Hello there, I want to know what "extended_annotations.gtf is here (https://github.com/GoekeLab/sg-nex-data/blob/master/docs/SG-NEx_Bambu_tutorial.md#running-bambu)," one of BAMBU's main outputs. It sounds like extended_annotations.gtf is a file with the entire reference annotation plus all discovered novel transcripts. This is a size of about 200 Mb. What I am trying to get is something like "transcript_models.gtf" that has just constructed transcripts (both known and novel), so no entire reference annotation. To my knowledge, its size is 90 ~ 100 Mb. Is there a way to gain that filtered gtf through the command line?
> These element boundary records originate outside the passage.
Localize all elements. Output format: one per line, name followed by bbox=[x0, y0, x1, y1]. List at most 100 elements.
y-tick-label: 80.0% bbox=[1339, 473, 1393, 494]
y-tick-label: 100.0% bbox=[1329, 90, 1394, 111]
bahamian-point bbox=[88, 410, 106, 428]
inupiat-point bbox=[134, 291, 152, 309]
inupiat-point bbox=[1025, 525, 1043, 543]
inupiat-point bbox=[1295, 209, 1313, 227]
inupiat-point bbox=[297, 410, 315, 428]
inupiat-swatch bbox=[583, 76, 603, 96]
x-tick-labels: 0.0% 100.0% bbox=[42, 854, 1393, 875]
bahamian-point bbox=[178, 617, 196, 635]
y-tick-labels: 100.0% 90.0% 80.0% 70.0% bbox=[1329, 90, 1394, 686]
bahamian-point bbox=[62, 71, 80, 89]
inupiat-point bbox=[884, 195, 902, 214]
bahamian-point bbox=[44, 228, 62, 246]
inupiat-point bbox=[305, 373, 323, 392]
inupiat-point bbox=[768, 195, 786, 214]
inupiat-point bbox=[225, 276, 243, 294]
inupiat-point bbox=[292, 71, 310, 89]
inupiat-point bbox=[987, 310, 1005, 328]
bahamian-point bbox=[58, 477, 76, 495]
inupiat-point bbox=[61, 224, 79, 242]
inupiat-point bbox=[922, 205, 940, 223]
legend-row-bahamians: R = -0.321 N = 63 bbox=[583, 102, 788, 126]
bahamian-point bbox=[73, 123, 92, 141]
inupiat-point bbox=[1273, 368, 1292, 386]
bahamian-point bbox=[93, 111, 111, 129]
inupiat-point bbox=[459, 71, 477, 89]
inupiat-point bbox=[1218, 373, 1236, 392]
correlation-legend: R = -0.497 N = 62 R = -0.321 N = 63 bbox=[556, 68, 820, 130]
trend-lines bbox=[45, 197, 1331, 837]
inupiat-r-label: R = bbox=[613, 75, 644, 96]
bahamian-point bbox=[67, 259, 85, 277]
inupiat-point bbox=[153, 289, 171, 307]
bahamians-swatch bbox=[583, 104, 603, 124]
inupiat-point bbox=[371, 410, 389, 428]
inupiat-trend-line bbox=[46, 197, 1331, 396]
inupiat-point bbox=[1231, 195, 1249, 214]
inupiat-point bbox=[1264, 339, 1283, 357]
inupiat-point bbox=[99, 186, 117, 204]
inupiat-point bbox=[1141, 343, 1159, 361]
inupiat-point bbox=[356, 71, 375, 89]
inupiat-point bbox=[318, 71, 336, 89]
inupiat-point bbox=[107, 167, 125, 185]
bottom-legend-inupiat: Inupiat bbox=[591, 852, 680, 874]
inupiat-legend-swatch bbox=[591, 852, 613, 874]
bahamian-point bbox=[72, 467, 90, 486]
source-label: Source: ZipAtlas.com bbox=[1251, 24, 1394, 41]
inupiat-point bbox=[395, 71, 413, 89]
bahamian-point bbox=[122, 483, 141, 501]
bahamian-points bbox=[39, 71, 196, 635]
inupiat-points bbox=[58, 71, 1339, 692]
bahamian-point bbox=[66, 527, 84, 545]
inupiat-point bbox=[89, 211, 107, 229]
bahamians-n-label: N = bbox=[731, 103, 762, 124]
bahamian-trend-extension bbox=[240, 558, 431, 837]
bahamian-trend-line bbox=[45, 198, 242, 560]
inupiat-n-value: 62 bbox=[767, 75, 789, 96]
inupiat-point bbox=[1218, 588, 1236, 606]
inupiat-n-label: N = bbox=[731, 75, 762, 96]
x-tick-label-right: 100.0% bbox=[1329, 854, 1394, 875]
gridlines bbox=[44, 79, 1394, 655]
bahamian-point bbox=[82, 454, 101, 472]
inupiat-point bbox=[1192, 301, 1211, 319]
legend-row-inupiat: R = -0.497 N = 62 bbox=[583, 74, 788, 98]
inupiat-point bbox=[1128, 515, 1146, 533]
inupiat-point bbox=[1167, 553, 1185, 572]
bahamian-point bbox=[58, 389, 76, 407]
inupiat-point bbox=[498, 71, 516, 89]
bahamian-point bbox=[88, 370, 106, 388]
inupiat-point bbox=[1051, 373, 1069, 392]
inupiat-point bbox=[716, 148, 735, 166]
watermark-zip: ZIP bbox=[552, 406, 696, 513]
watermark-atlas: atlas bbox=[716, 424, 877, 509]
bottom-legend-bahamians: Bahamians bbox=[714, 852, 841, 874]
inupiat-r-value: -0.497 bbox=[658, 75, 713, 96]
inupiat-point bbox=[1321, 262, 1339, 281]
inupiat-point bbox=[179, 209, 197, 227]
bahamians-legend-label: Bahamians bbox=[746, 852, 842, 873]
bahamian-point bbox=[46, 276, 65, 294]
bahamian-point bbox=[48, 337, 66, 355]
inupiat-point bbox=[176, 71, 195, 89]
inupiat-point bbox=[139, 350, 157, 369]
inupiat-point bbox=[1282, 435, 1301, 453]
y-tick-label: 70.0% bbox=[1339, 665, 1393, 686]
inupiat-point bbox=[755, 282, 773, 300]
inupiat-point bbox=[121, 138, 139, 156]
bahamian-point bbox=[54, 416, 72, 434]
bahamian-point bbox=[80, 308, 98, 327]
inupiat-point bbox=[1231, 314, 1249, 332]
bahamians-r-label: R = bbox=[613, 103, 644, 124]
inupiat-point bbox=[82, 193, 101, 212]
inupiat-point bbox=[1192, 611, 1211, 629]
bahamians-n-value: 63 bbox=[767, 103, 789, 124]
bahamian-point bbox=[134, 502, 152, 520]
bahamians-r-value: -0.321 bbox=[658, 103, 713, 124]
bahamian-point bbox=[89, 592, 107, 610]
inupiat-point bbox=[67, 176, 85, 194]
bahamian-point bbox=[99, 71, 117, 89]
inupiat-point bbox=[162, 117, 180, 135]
I am using cDNA ONT and cDNA PacBio datasets. I am providing the command line I used to convert from .fastq file to bam file below for cDNA ONT in case I missed something.
./minimap2 -t 8 -ax splice /home/seong/R/x86_64-pc-linux-gnu-library/4.1/bambu/extdata/hg38.fa /data/long_read/ENCBS944CBA/ENCFF263YFG.fastq -o /data/long_read/ENCBS944CBA/ENCFF263YFG.sam
samtools view -@ 8 -Sb -o /data/long_read/ENCBS944CBA/ENCFF563QZR.bam /data/long_read/ENCBS944CBA/ENCFF563QZR.sam
One another question that I have is, does BAMBU detect intron retention? Let me know for these questions, thanks a lot!
hello Seongwoo, Did u able to run bambu successfully? I am facing technical problems so it would be great to get help.